Help to simplify $\arctan\left(\frac{\sqrt{1 + x^2} -1}{x}\right)$

Question

Can someone help me simplify the argument of $\arctan$ in this problem ? $$\arctan\left(\frac{\sqrt{1 + x^2} -1}{x}\right)$$

Answer 1

It might be helpful to take the inverse of this function by solving for $x$.
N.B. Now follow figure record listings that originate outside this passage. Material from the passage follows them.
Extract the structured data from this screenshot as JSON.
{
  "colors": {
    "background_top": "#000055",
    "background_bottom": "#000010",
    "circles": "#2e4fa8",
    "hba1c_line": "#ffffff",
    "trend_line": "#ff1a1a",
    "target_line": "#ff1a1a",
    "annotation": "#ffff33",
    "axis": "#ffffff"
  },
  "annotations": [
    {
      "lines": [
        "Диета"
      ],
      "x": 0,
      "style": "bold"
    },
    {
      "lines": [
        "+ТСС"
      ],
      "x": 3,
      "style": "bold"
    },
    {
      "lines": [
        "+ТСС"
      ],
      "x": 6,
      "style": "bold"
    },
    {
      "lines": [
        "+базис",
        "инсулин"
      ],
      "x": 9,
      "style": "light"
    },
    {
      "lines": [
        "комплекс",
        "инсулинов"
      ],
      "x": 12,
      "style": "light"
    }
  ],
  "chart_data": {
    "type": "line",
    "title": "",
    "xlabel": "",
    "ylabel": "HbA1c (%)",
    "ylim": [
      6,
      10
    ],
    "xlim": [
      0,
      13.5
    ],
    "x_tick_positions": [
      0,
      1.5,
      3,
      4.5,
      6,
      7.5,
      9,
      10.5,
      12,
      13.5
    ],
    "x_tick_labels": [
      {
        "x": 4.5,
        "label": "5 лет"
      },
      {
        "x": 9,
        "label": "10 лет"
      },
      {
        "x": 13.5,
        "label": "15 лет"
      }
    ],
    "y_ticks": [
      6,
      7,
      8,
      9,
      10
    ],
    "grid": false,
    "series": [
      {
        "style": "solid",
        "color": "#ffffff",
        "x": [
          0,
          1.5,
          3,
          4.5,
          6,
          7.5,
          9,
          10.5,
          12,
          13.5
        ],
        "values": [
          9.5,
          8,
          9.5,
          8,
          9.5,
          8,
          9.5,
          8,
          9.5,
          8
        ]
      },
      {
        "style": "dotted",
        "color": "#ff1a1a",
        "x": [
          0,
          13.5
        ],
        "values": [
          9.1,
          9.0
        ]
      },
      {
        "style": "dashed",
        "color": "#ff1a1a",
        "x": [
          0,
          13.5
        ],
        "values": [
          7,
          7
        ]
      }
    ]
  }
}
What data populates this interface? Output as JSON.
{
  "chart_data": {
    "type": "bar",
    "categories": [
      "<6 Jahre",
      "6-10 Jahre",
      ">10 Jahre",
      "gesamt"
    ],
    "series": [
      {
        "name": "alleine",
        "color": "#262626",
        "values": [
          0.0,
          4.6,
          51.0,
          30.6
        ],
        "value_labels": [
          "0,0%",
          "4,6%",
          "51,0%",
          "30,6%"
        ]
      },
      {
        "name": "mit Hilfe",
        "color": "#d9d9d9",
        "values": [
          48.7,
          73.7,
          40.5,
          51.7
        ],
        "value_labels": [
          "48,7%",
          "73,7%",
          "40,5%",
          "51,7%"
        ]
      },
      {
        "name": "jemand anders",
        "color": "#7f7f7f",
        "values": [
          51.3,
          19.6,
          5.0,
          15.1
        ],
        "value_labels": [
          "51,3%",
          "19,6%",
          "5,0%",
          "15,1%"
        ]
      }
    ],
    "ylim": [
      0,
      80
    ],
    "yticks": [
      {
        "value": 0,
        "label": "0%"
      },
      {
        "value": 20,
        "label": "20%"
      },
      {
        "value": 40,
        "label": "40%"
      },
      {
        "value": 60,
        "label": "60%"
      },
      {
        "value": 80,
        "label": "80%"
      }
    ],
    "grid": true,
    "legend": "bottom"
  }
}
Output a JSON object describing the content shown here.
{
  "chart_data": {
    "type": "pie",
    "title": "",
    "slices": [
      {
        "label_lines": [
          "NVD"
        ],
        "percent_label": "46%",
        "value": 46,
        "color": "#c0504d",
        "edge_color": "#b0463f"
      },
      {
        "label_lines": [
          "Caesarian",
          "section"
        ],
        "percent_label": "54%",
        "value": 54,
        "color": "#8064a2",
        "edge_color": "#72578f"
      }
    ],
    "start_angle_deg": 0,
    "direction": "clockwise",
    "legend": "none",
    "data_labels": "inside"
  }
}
We have the following: $$y=\arctan\left(\frac{\sqrt{1+x^2}-1}{x}\right)$$ Take the $\tan$ of both sides: $$\tan y=\frac{\sqrt{1+x^2}-1}{x}$$ Muultiply both sides by $x$ and add $1$: $$x\tan y+1=\sqrt{1+x^2}$$ Square both sides: $$x^2\tan^2 y+2x\tan y+1=1+x^2$$ Subtract both sides by $1+x^2$: $$x^2(\tan^2 y-1)+2x\tan y=0$$ Now, clearly, the original function is undefined for $x=0$, so we can conclude that $x \neq 0$. Therefore, divide by $x$: $$x(\tan^2 y-1)+2\tan y=0$$ Subtract both sides by $2\tan y$ and divide by $\tan^2 y-1$: $$x=-\frac{2\tan y}{\tan^2 y-1}$$ Now, this looks very similar to the $\tan(2y)$ identity. However, the denominator is flipped and there is a $-$ sign out front. Therefore, distribute the negative across the denominator: $$x=\frac{2\tan y}{1-\tan^2 y}=\tan 2y$$ Now, we can solve this equation for $y$ to get a much simpler form of our original equation. Take the $\arctan$ of both sides: $$\arctan x=2y$$ Divide both sides by $2$ and switch the sides of the equation: $$y=\frac{\arctan x}{2}$$

Answer 2

Take $x=\tan \theta$ So it becomes ${\sec\theta -1\over tan \theta}$ multiply up and down by $\cos\theta$. Becomes ${1-cos\theta\over sin \theta}={2\sin^2(\theta/2)\over 2\sin(\theta/2)\cos (\theta/2)}=\tan(\theta/2)$

So the answer is $\theta/2 = (tan^{-1}x)/2$

Answer 3

Differentiate with respect to $x$: $$ \frac{\partial}{\partial x}\arctan\left(\frac{\sqrt{1 + x^2} -1}{x}\right)=\frac{\frac{1}{x^2+\sqrt{x^2+1}+1}}{1+\left(\arctan\left(\frac{\sqrt{1 + x^2} -1}{x}\right)\right)^2}=\frac{1}{2(1+x^2)} $$ Thus: $$ \arctan\left(\frac{\sqrt{1 + x^2} -1}{x}\right)=\frac{1}{2}\arctan(x)+C $$ Since both sides are $0$ at $x=0$, then $C=0$.

Answer 4

There's a geometric reason for why you get $\frac12 \arctan x$. Write your expression as $\arctan\frac{x}{\sqrt{1+x^2}+1}$ and look at the pictures in this answer (about taking square roots of complex numbers) for the number $z=1+ix$, so that $\phi=\arctan x$ and $r = \sqrt{1+x^2}$, and note that $w=(x+\sqrt{1+x^2})+ix$ so that your expression is the argument of $w$.